大人の世界には格差社会って言葉があるけれど、子どもたちの間にはもっと残酷であからさまな格差がある。可愛くない子や暗い子はそれだけで何かと理由をつけられて嫌われて、可愛い子や明るい子ばかり得をする。明るくて可愛い子はいつも人に囲まれていて友だちがいっぱいいて男の子に告白されたりもして、先生にもよく目をかけられて。生まれ持った容姿や性格の差が教室での立ち位置を決める。


そんなふうにはっきり言葉にできたわけじゃないけれど、文乃と決別したあの頃、わたしは子どもの世界の残酷な真実にぼんやり気付いていた。


 学年が上がるにつれ文乃の嫌われ方は激しくなった。いつも孤立している文乃がいじめに遭うのは何も今回が初めてじゃない。人づてに聞いた話だけど、五年生の頃、文乃はクラスで男子たちからいじめに遭い、女子たちは女子たちで文乃を排斥していて、問題になったという。


上ばきや持ち物を隠されるとか、給食の時に班ごとで机をくっつけ合うのに、文乃だけ5センチくらい離されたりとか。文乃がそんな目に遭ってしまうのをみんなもわたしも、しょうがないって思ってた。文乃はいじめられる原因を持ちすぎていた。ちょっとした行動や仕草が、嫌われる原因になっていた。


鼻をかむ仕草がキモい、髪の毛をいじってる指の形がキモい、食べ方がキモい、声がキモい、目がキモい、後ろ姿がキモい……

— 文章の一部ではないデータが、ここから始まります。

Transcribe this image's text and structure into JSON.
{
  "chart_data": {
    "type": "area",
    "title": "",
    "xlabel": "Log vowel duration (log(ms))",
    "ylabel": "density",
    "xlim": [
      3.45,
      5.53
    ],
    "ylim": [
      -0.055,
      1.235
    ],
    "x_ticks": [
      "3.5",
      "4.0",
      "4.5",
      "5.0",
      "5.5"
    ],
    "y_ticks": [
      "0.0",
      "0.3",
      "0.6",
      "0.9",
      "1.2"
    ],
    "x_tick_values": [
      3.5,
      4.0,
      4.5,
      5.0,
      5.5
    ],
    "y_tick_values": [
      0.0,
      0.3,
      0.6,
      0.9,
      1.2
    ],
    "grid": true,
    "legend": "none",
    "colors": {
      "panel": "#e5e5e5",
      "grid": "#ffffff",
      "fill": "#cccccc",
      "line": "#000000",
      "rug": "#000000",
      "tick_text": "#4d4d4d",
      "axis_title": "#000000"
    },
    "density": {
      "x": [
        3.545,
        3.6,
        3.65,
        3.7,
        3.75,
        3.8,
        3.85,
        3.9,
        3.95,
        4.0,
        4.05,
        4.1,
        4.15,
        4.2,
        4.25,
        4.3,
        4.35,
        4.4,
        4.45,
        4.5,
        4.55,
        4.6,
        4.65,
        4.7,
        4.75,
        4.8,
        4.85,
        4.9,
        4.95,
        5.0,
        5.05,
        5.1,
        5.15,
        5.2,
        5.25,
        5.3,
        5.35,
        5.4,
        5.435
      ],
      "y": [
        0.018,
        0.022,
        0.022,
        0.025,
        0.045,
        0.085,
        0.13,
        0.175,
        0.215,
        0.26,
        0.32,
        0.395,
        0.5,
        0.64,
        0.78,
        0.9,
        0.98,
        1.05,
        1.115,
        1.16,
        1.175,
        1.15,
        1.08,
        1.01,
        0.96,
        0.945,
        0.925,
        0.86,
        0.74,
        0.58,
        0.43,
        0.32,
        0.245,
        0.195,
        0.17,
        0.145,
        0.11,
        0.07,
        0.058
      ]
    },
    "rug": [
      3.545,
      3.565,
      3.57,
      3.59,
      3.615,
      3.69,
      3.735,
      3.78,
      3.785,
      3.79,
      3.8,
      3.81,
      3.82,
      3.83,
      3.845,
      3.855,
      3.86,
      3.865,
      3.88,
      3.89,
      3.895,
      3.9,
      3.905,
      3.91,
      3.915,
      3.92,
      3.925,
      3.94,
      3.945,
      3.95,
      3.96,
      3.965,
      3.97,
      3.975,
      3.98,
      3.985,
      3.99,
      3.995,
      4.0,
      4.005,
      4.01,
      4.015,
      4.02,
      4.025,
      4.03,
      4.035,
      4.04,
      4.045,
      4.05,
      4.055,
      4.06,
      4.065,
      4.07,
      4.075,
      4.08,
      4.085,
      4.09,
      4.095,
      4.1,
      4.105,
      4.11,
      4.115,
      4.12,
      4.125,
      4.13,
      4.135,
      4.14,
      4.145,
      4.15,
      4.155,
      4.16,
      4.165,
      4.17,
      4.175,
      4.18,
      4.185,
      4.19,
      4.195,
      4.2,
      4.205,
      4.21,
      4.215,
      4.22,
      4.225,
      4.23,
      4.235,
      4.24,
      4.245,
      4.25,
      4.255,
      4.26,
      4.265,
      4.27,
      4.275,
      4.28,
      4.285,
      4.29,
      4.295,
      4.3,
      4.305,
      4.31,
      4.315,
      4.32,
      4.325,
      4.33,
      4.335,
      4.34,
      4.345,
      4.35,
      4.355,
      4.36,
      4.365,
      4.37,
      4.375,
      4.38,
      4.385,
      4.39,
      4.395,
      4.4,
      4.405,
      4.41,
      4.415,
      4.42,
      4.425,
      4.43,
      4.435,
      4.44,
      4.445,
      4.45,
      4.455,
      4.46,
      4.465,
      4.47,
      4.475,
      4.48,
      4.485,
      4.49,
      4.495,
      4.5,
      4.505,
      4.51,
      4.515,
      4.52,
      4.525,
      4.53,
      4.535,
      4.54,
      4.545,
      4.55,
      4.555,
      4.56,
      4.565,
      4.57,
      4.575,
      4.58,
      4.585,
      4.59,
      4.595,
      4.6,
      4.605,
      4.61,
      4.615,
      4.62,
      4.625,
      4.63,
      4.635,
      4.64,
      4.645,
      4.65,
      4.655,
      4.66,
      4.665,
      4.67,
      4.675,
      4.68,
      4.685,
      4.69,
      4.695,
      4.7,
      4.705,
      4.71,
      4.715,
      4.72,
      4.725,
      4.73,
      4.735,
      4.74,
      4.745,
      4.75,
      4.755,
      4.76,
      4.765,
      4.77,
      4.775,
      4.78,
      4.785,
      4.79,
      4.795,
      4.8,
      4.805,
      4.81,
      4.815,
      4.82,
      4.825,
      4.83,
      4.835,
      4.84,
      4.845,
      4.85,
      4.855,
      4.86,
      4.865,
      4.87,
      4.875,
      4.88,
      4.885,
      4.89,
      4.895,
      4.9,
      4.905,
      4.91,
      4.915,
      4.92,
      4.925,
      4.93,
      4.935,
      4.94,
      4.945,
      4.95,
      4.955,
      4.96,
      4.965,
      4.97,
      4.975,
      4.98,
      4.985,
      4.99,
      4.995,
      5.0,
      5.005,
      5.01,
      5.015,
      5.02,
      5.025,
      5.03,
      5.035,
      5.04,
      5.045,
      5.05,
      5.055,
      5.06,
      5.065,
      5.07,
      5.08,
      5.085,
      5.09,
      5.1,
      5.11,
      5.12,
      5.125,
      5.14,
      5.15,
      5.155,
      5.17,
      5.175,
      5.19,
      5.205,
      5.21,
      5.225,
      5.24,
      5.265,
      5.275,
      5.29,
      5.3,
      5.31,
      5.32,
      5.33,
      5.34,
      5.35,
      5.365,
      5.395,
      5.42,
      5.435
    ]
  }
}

 そんな嫌われ者の文乃と小二以来で同じクラスになった、中学生活最初のクラス替え。わたしは文乃と幼なじみだったなんて嘘みたいに教室で振る舞うことにした。周防さんたちによる文乃へのいじめが始まってからも、わたしの対応は他の子と同じ。「やめなよ」って言ったり、先生に言いつけたりしない。


いじめられてから文乃はだいぶ太ってしまったけれどその後ろ姿は昔と驚くほど変わらなくて、でもそのことに気づかないフリをしてた。


 だからって、目の前でかつての友だちがいじめられていて、平気でいるわけない。


 文乃がいじめられている教室で、いくつものわたしが生まれた。いじめられっ子の文乃と友だちだったのを誰にも知られたくないわたし。そんなふうに思ってしまう自分が情けないわたし。文乃を本当は助けたいわたし。周防さんが怖くて何も出来ないわたし。


 本当の気持ちはひとつじゃなくて複雑に絡み合って、心をぎゅうぎゅう締め付ける。